Once he got painting, Elwes returned to the States and concentrated on his fears. He painted bulls because he was nearly killed by one as a child watching a bullfight outside Malaga, where his father lived for some years. Then he painted the rainforest because he was afraid of its extinction. "I bought a mountaintop in 1989 for $5,000," he says, "in the middle of the Colombian rainforest. An art dealer introduced me to the area and, despite the dangers, I thought it was the most beautiful place I had ever seen."

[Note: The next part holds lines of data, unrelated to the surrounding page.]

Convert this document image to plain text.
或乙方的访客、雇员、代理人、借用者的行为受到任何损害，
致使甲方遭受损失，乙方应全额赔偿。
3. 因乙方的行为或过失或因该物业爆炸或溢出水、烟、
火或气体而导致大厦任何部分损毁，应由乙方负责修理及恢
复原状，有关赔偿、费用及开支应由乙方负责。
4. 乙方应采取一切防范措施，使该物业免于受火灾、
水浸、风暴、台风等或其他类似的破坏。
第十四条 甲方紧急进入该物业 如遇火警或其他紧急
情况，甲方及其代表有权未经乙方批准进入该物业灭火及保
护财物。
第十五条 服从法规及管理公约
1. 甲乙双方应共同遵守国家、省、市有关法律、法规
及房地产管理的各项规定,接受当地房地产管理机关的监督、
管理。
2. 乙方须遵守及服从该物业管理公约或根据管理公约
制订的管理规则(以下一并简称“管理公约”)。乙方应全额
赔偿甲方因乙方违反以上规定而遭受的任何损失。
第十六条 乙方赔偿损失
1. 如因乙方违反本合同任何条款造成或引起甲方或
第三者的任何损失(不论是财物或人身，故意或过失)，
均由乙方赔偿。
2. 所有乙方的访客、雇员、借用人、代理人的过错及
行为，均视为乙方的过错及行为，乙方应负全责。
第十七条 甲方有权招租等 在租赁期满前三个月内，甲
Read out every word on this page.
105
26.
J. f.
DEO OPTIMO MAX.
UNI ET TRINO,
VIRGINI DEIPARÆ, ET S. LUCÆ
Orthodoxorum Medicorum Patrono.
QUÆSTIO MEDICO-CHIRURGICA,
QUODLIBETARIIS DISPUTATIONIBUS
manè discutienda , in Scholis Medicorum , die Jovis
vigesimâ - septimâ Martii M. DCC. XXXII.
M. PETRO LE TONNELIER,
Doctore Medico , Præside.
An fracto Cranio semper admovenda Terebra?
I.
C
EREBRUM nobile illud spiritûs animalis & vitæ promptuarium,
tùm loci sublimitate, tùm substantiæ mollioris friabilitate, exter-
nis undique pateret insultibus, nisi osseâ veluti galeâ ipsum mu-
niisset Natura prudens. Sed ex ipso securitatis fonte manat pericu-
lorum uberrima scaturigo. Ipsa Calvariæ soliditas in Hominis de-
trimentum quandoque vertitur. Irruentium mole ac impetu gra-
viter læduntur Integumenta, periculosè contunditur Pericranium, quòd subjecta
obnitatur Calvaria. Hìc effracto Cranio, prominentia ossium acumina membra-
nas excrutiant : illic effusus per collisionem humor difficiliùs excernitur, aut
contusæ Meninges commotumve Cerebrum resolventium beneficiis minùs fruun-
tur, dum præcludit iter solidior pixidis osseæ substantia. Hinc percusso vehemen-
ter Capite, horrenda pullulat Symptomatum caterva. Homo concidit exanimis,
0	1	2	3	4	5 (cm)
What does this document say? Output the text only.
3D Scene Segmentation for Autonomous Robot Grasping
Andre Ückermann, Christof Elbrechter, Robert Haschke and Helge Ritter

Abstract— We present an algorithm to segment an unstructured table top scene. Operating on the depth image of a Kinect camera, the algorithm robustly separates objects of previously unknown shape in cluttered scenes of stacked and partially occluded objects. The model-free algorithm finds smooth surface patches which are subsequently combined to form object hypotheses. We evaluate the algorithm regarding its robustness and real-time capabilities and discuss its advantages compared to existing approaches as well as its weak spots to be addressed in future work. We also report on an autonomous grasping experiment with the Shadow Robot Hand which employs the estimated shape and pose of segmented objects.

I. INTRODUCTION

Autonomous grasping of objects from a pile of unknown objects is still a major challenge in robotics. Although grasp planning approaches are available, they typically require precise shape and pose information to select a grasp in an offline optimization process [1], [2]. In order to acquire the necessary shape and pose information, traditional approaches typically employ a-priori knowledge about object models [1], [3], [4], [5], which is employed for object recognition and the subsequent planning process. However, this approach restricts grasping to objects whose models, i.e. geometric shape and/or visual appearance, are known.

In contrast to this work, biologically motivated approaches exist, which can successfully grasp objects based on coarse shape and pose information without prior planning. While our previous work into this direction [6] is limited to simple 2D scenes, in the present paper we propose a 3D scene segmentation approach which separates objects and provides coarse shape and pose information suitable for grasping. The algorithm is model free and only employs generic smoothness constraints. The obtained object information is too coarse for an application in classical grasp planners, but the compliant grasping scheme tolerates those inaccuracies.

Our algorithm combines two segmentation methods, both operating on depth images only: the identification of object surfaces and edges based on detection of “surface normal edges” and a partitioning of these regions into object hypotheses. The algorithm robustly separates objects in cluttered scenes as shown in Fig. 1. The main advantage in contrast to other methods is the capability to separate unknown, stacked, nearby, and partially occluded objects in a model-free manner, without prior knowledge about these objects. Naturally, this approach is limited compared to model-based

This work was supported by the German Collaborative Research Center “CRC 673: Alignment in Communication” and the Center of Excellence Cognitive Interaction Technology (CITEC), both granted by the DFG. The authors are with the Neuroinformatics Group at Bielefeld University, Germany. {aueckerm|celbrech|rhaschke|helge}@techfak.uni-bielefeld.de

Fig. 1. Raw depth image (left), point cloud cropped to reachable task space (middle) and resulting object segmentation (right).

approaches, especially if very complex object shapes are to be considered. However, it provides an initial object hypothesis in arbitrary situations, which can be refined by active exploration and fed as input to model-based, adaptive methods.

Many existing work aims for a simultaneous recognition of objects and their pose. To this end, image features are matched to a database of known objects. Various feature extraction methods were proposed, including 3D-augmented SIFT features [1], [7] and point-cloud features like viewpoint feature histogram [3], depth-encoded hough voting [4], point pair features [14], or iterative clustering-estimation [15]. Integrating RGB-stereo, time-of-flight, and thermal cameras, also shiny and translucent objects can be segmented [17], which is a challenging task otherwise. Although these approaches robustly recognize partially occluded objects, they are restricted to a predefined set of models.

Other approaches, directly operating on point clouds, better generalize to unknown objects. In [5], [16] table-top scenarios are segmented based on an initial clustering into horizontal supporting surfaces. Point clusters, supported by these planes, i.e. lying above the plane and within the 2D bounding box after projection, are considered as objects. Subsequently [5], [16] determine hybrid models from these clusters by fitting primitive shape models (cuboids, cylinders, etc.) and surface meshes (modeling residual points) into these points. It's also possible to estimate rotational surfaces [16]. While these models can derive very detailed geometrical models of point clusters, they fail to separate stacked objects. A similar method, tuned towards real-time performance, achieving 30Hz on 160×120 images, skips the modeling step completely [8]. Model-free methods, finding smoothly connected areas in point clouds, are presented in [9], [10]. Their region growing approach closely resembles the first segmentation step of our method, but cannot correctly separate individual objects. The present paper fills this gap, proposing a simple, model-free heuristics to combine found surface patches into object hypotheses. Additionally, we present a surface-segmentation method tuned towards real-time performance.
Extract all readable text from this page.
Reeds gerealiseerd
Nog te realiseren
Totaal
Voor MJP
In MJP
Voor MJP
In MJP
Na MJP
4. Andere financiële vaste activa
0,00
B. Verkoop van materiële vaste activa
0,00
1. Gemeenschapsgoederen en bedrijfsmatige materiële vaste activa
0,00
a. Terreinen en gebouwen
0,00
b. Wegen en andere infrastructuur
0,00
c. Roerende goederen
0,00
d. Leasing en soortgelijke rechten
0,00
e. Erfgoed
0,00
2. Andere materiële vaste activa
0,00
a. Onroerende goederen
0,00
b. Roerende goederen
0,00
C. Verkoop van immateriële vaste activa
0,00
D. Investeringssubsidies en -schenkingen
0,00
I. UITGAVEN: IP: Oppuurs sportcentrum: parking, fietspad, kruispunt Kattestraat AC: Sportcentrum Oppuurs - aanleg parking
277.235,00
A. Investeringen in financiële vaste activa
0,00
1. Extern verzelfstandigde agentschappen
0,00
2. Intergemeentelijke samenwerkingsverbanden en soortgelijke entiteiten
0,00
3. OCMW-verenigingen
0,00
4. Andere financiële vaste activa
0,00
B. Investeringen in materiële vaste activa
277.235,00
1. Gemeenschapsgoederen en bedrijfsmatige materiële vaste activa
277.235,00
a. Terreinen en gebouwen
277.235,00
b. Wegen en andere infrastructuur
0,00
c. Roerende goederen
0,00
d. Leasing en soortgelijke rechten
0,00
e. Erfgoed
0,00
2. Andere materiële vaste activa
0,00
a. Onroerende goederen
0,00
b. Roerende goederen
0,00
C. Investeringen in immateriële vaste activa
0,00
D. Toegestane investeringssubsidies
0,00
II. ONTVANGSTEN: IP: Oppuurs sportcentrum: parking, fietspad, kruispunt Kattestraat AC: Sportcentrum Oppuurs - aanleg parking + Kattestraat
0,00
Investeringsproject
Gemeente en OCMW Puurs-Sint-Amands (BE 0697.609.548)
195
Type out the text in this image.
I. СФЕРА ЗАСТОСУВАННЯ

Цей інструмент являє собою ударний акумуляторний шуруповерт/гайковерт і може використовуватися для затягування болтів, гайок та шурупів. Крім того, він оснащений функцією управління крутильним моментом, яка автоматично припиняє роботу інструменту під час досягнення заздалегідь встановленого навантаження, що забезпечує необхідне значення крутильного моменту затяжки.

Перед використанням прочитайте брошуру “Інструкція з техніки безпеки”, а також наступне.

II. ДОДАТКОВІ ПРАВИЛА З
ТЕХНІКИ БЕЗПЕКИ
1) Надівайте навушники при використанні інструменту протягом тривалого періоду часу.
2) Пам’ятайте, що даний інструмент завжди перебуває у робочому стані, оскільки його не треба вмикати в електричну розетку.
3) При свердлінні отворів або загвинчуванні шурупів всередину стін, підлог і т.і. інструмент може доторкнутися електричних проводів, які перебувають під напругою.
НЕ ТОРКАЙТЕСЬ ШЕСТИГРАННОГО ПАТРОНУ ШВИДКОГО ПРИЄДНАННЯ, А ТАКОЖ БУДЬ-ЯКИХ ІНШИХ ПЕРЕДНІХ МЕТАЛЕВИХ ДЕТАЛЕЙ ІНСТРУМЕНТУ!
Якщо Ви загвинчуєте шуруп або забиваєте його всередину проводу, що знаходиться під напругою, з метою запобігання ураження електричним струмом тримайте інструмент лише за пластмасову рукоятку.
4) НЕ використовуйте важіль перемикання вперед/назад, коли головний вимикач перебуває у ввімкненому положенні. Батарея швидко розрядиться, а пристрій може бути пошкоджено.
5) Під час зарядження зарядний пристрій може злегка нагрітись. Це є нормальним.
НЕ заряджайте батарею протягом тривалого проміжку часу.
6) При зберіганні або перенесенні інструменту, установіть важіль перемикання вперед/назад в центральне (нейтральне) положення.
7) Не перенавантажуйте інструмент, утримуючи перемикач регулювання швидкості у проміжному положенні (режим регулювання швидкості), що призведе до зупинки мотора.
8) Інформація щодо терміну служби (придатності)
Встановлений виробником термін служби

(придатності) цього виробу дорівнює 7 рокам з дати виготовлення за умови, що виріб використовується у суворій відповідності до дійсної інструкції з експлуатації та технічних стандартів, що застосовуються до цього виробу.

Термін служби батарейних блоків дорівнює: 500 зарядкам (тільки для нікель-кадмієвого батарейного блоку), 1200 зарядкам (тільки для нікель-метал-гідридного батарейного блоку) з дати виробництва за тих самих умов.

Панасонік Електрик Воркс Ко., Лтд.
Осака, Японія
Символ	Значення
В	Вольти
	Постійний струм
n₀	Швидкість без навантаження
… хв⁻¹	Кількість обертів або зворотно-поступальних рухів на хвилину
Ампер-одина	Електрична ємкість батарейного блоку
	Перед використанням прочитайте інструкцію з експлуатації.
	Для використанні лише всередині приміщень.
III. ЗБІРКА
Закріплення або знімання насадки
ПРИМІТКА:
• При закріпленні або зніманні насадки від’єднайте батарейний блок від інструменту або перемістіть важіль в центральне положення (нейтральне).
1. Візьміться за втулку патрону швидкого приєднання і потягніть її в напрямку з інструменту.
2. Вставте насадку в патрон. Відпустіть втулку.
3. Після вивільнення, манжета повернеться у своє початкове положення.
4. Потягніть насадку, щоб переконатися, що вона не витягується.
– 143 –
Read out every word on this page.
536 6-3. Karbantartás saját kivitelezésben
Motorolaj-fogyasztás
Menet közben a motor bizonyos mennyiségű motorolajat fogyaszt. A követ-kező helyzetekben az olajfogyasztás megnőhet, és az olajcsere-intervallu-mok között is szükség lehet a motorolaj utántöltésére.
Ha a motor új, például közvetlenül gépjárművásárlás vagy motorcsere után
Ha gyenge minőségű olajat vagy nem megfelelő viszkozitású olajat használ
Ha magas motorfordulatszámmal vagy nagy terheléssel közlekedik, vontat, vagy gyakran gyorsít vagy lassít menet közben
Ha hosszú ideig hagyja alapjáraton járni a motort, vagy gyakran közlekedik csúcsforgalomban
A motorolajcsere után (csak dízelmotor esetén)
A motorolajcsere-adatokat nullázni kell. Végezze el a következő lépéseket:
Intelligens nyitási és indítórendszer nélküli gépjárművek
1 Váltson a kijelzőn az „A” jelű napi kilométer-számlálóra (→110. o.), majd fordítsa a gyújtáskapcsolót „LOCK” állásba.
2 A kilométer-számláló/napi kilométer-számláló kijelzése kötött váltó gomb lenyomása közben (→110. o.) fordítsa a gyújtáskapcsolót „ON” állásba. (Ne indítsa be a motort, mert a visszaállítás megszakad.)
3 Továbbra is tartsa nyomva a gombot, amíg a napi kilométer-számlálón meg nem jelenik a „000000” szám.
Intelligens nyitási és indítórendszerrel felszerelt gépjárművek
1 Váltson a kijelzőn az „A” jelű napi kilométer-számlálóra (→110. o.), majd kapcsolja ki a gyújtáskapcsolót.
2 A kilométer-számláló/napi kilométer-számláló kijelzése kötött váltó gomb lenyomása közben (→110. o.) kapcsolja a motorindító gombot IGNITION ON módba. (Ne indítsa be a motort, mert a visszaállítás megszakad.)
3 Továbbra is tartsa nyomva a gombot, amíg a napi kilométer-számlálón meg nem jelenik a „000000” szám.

He eventually moved there, Gaugin-like, for seven years, but took his wife with him. "That place is all about magical realism," says Lewanne. "You read Allende and Marquez but until you live there, you don't realise that all that stuff actually happens. The people are telepathic." Learning to cut their bamboo by the full moon, cook strange-looking vegetables, ride wild horses and heal their baby's cuts with ear wax, the couple existed without any form of media and "we thrived," says Lewanne. Elwes painted monumental, interactive installations of his surroundings. Expecting their second child, the Elwes finally decided it was time to return to the world of schools and galleries and they bought their house in Santa Monica. "As far as my art went, I was really uninspired by this new environment," says Damian, "but I spent time on the internet and began to research those studios I had been denied access to years ago in Paris. That's when I had my idea." Not only is his idea a roaring success in America - Elwes' larger works sell for around $50,000, diptychs go for $100,000, and there are several museums sniffing round his 7-piece installation of Picasso's Villa de Californie - but it has enabled him to return to England in triumph, with a top notch show. That should lay some ghosts to rest.